Published in final edited form as: Mol Cell. 2018 Sep 20;71(6):882–895. doi: 10.1016/j.molcel.2018.08.008

Figure 5. Some Outstanding Questions.

Figure 5

(A) In the mouse liver, hypomethylation of enhancers is linked to chronological age and contributes to the clock, but the rate of hypomethylation is decreased by interventions thought to slow biological aging (calorie restriction (CR), rapamycin (rapa), and Ames dwarfism [not shown]), suggesting that enhancers are a hybrid chronological and biological clock (but potentially separable) (Cole et al„ 2017; Wang et al., 2017).

(B-F) Many questions remain, although the answers to these questions likely differ for different clock CpGs (e.g., at enhancers versus promoters).

(B) To date, methylation clocks have been generated from data obtained from populations of cells, is there cell-to-cell variation in ticking of the clock?

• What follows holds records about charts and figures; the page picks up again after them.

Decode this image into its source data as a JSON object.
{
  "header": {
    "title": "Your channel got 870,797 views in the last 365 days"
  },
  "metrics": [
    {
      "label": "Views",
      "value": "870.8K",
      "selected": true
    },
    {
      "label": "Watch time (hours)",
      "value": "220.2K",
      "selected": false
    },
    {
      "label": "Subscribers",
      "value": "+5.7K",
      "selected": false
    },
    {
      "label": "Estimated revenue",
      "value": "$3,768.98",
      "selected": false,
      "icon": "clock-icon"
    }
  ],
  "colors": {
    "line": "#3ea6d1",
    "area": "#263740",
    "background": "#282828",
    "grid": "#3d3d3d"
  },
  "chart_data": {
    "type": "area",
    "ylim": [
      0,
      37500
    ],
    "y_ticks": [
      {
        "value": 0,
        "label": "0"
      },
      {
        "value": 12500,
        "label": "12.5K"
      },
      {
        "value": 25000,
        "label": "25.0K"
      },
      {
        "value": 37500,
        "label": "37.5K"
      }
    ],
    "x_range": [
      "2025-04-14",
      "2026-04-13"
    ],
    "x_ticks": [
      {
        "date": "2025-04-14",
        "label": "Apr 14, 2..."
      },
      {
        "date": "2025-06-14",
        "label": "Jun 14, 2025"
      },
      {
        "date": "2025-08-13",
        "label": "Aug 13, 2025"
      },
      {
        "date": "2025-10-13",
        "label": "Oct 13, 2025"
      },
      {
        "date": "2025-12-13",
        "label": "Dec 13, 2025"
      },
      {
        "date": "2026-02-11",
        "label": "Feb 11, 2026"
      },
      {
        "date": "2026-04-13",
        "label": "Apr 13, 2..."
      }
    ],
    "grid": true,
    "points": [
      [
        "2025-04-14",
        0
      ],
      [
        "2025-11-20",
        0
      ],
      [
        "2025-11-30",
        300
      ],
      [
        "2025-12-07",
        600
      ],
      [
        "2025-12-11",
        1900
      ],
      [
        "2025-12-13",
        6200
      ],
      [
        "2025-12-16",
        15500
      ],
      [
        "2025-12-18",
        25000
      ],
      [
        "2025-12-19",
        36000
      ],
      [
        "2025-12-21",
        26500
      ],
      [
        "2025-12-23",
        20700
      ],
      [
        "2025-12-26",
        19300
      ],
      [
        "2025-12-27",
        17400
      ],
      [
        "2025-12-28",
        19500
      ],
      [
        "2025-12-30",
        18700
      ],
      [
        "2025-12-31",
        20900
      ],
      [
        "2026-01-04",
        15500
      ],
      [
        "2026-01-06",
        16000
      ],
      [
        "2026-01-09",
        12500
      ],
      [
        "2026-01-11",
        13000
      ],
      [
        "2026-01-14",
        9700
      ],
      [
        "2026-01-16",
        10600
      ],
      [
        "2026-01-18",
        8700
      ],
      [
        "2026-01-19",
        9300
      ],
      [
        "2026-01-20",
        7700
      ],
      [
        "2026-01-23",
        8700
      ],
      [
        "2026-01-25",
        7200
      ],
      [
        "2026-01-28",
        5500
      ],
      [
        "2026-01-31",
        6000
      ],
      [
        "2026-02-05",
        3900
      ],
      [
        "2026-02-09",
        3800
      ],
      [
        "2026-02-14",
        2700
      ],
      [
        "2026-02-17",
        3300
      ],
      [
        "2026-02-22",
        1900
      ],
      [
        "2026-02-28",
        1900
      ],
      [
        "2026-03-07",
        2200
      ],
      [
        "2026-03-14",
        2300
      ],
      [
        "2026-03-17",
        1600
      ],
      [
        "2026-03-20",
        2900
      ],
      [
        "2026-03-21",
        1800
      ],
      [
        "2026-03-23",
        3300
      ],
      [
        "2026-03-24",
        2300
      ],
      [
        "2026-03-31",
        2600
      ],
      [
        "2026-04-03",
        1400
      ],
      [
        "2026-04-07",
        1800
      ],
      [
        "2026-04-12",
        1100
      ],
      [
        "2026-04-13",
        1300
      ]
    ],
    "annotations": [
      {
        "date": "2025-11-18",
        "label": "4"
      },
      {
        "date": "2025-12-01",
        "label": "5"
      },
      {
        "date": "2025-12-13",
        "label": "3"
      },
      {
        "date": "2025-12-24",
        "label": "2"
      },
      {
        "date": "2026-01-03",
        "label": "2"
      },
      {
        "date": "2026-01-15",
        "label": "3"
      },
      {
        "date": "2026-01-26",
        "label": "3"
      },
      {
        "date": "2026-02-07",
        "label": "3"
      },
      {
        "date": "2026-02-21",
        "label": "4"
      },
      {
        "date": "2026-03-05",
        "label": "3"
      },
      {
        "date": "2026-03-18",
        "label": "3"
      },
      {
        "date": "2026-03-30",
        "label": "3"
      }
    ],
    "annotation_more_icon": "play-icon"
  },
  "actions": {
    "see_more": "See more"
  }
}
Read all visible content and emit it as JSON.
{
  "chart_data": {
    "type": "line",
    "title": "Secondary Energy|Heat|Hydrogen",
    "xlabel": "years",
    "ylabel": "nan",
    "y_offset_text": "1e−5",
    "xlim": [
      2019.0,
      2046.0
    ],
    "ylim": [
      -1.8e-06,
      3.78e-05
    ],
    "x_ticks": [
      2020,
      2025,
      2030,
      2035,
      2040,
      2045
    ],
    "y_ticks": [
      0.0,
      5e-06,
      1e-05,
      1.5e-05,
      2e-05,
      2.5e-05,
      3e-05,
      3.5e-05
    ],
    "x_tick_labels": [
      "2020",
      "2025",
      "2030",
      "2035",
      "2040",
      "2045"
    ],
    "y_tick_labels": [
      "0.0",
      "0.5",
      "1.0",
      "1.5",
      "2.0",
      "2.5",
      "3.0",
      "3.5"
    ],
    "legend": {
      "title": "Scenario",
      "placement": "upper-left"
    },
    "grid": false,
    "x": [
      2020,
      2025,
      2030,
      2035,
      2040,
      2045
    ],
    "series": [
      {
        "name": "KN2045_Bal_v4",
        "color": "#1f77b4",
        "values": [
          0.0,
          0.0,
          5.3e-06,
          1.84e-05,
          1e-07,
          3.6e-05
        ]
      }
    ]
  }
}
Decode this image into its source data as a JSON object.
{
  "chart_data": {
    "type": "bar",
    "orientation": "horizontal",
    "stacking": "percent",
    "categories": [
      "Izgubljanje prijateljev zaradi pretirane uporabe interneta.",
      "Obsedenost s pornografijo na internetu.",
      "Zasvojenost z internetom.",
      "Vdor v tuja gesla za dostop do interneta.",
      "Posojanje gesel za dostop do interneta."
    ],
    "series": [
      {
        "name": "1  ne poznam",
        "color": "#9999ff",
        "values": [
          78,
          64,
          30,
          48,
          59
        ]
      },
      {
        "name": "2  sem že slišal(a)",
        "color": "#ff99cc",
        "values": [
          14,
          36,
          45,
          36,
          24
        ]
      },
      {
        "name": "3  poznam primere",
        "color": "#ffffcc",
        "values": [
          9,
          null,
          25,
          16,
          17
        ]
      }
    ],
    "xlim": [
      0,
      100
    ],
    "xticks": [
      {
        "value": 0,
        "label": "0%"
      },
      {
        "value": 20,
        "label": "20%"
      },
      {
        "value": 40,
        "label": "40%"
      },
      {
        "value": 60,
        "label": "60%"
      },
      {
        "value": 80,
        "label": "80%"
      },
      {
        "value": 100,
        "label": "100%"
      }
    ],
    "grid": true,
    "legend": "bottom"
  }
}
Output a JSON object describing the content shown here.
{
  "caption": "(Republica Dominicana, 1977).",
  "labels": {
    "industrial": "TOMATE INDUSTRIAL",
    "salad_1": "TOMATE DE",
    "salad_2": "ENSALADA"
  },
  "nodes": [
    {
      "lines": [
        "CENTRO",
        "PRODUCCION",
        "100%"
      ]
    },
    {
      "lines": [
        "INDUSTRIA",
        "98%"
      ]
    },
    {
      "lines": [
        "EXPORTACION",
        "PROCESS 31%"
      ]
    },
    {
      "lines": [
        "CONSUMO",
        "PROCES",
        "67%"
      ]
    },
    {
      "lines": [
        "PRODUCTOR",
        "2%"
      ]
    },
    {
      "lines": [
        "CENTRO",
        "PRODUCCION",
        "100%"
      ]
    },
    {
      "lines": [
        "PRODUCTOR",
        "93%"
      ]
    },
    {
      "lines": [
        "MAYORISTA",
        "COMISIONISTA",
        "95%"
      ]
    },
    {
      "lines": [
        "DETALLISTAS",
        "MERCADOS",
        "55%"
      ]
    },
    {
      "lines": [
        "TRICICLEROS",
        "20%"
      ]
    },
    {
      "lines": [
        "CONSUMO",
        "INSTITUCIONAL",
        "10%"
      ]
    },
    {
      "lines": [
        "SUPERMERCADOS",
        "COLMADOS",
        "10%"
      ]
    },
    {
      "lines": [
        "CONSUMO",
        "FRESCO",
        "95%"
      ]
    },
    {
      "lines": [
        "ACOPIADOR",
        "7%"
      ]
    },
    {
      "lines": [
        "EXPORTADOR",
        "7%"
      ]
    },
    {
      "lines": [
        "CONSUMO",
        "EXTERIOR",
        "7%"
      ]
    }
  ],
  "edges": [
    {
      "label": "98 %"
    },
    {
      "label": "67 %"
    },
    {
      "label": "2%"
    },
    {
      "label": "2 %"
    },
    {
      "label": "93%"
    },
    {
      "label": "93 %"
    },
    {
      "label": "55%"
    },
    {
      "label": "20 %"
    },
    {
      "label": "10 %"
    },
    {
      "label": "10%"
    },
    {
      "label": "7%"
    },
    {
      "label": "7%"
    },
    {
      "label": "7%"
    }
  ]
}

(C) Does enhancer hypomethylation result from downregulation of DNMTs or their methyl donor substrate (SAM), increased TET demethylase activity, increased TET cofactor α-KG, increased passive demethylation, or another mechanism?

(D) At enhancers, does hypomethylation affect gene expression, expression of cryptic transcripts that are normally silenced by DNA methylation, enhancer-gene interactions, or all or none of these?

(E) Can a biological clock, probably tissue-specific, predict disease with sufficient sensitivity and specificity to be clinically useful?

(F) How do pro-longevity interventions slow ticking of the clock, and does this contribute to their pro-longevity and/or pro-health aging benefits?